An electronic tuner is a device which tunes across a part of the radio frequency spectrum by the application of a voltage or appropriate digital code words. This type of tuner supersedes mechanical tuners, which were tuned by manual adjustment of capacitance or inductance in the tuned circuits. In a more practical and everyday sense, a radio or television set which is tuned by manually turning a knob or dial contains a manual tuner into which the shaft of that knob or dial extends.
Later model televisions and radios were tuned by a rack of momentary push buttons; some of the earlier types were purely mechanical and adjusted the capacitance or inductance of the tuned circuit to a preset number of positions corresponding to the frequencies of popular local stations. Later electronic types utilized the varactor diode as a voltage controlled capacitance in the tuned circuit, to receive a number of preset voltages from the rack of buttons tuning the device instantly to local stations. The mechanical button rack was popular in car radios of the 1960s and 1970s.
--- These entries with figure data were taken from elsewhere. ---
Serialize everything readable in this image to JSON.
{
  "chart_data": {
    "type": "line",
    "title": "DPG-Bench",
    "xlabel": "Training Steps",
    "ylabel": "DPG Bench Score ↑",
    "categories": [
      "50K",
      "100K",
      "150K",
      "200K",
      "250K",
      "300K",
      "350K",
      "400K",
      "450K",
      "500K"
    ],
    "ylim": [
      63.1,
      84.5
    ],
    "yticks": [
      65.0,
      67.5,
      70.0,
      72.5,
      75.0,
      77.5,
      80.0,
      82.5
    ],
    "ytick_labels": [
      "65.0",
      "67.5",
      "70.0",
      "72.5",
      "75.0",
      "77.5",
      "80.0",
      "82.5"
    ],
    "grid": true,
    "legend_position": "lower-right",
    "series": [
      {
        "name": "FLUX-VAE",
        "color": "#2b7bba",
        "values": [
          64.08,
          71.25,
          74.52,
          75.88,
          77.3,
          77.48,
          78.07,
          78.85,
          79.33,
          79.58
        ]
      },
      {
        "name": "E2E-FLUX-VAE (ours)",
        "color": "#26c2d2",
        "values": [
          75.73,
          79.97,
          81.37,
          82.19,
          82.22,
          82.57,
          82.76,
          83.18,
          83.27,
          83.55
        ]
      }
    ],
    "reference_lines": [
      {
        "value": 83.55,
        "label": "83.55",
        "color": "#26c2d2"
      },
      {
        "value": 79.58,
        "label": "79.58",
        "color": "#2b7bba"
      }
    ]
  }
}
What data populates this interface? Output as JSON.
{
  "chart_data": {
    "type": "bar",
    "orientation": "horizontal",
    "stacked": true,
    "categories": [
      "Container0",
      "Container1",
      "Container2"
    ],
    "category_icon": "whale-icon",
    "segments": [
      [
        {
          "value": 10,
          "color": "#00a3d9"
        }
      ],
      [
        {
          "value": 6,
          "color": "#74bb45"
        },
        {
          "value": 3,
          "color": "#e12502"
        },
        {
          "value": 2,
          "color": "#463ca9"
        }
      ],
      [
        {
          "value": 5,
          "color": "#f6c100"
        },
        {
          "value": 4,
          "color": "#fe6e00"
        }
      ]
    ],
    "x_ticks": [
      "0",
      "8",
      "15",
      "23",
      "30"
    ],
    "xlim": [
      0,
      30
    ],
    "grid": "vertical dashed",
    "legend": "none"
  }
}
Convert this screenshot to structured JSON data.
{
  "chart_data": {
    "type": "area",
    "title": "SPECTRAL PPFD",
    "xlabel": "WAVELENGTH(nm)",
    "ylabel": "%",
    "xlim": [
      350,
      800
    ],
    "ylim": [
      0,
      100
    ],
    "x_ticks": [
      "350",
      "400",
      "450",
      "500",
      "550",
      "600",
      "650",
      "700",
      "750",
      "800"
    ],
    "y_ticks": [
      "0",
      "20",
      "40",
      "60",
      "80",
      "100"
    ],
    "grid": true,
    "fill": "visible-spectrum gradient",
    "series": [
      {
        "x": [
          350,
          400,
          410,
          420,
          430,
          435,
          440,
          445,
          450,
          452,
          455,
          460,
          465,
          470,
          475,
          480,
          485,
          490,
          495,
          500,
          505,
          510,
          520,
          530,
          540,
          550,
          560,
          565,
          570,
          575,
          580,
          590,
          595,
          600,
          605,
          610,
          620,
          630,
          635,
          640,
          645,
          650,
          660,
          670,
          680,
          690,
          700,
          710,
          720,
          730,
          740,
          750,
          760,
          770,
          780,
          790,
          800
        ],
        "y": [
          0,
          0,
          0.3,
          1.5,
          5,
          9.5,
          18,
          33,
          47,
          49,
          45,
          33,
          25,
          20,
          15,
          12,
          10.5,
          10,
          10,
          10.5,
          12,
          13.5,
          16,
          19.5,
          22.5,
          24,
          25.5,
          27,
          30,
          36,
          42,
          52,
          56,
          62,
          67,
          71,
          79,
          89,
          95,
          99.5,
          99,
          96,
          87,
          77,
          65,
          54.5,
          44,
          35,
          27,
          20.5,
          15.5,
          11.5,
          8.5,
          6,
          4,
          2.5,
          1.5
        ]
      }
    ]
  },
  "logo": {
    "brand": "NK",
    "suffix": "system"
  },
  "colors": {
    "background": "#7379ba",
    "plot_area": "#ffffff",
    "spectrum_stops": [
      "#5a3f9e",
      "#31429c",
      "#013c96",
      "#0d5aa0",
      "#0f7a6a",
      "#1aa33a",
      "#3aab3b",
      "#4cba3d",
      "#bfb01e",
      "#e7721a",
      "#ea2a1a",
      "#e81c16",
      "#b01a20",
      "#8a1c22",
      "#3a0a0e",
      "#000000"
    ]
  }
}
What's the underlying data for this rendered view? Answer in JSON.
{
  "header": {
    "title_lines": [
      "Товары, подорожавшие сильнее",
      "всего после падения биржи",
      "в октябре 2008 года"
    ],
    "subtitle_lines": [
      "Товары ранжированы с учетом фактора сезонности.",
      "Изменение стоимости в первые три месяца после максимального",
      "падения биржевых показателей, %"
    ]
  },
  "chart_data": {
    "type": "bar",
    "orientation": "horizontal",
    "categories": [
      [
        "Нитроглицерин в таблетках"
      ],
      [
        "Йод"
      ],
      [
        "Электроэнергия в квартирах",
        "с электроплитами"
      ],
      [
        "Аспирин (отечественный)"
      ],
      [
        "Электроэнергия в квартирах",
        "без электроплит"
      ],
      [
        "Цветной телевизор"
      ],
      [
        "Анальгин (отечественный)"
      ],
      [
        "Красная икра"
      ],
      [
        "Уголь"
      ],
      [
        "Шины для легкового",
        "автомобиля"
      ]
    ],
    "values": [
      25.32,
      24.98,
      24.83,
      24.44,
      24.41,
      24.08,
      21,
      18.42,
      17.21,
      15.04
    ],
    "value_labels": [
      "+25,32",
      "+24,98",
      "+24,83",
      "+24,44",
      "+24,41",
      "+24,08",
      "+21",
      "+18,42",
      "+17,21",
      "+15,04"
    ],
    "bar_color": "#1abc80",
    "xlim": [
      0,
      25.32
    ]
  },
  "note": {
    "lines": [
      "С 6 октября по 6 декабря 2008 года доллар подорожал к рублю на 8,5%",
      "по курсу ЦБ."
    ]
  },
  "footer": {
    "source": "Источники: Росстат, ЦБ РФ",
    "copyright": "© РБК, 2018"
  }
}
The electronic button rack controlling the new electronic varactor tuner was popular in television sets of the 1970s and 1980s.
Modern electronic tuners also use varactor diodes as the actual tuning elements, but the voltages which change their capacitance are obtained from a digital to analog converter (DAC) driven by a microprocessor or phase locked loop (PLL) arrangement. This modern form allows for very precise tuning and locking-in on weak signals, as well as a numerical display of the tuned frequency.